I have a Dataframe of the form:
+---+---+----+
| A| B|dist|
+---+---+----+
| a1| b1| 1.0|
| a1| b2| 2.0|
| a2| b1|10.0|
| a2| b2|10.0|
| a2| b3| 2.0|
| a3| b1|10.0|
+---+---+----+
and, fixed max_rank=2, I want to obtain the following one
+---+---+----+----+
| A| B|dist|rank|
+---+---+----+----+
| a3| b1|10.0| 1|
| a2| b3| 2.0| 1|
| a2| b1|10.0| 2|
| a2| b2|10.0| 2|
| a1| b1| 1.0| 1|
| a1| b2| 2.0| 2|
+---+---+----+----+
The classical method to do that is the following
df = sqlContext.createDataFrame([("a1", "b1", 1.), ("a1", "b2", 2.), ("a2", "b1", 10.), ("a2", "b2", 10.), ("a2", "b3", 2.), ("a3", "b1", 10.)], schema=StructType([StructField("A", StringType(), True), StructField("B", StringType(), True),StructField("dist", FloatType(), True)]))
win = Window().partitionBy(df['A']).orderBy(df['dist'])
out = df.withColumn('rank', rank().over(win))

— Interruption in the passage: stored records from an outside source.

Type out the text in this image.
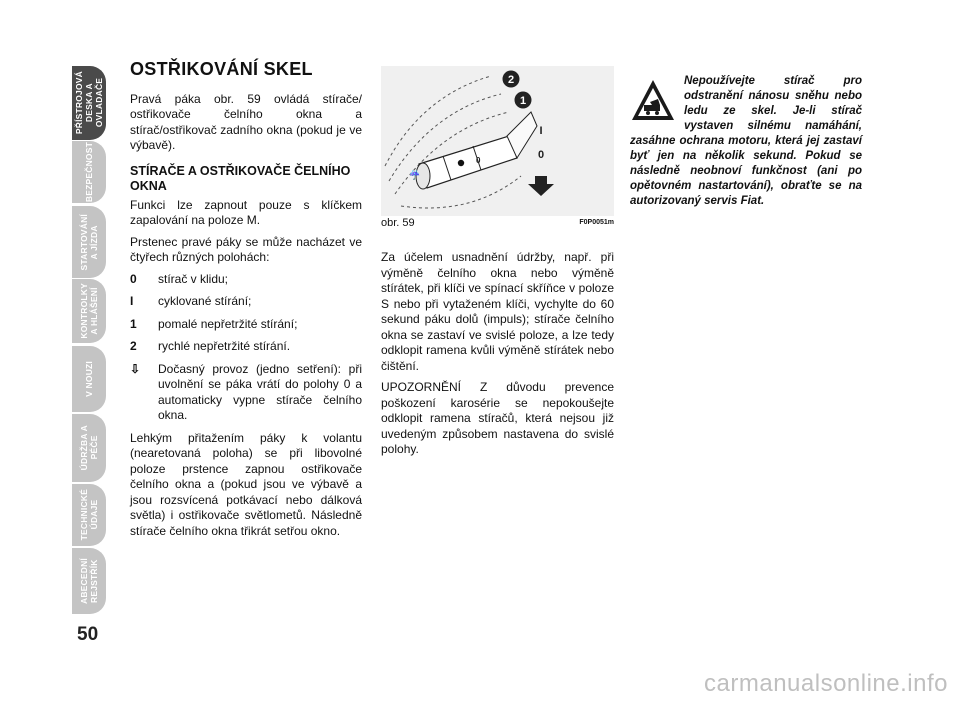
PŘÍSTROJOVÁ
DESKA A
OVLADAČE
BEZPEČNOST
STARTOVÁNÍ
A JÍZDA
KONTROLKY
A HLÁŠENÍ
V NOUZI
ÚDRŽBA A
PÉČE
TECHNICKÉ
ÚDAJE
ABECEDNÍ
REJSTŘÍK
50
OSTŘIKOVÁNÍ SKEL

Pravá páka obr. 59 ovládá stírače/ ostřikovače čelního okna a stírač/ostřikovač zadního okna (pokud je ve výbavě).

STÍRAČE A OSTŘIKOVAČE ČELNÍHO OKNA

Funkci lze zapnout pouze s klíčkem zapalování na poloze M.

Prstenec pravé páky se může nacházet ve čtyřech různých polohách:

0	stírač v klidu;
I	cyklované stírání;
1	pomalé nepřetržité stírání;
2	rychlé nepřetržité stírání.
⇩	Dočasný provoz (jedno setření): při uvolnění se páka vrátí do polohy 0 a automaticky vypne stírače čelního okna.

Lehkým přitažením páky k volantu (nearetovaná poloha) se při libovolné poloze prstence zapnou ostřikovače čelního okna a (pokud jsou ve výbavě a jsou rozsvícená potkávací nebo dálková světla) i ostřikovače světlometů. Následně stírače čelního okna třikrát setřou okno.

0
☔
2
1
I
0
obr. 59	F0P0051m

Za účelem usnadnění údržby, např. při výměně čelního okna nebo výměně stírátek, při klíči ve spínací skříňce v poloze S nebo při vytaženém klíči, vychylte do 60 sekund páku dolů (impuls); stírače čelního okna se zastaví ve svislé poloze, a lze tedy odklopit ramena kvůli výměně stírátek nebo čištění.

UPOZORNĚNÍ Z důvodu prevence poškození karosérie se nepokoušejte odklopit ramena stíračů, která nejsou již uvedeným způsobem nastavena do svislé polohy.

Nepoužívejte stírač pro odstranění nánosu sněhu nebo ledu ze skel. Je-li stírač vystaven silnému namáhání, zasáhne ochrana motoru, která jej zastaví byť jen na několik sekund. Pokud se následně neobnoví funkčnost (ani po opětovném nastartování), obraťte se na autorizovaný servis Fiat.
carmanualsonline.info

out = out.filter('rank<=2')
However this solution is inefficient due to the Window function that uses an OrderBy.
There is another solution for Pyspark? For example a method similar to .top(k, key=--) for RDD?
I found a similar answer here but uses scala instead of python.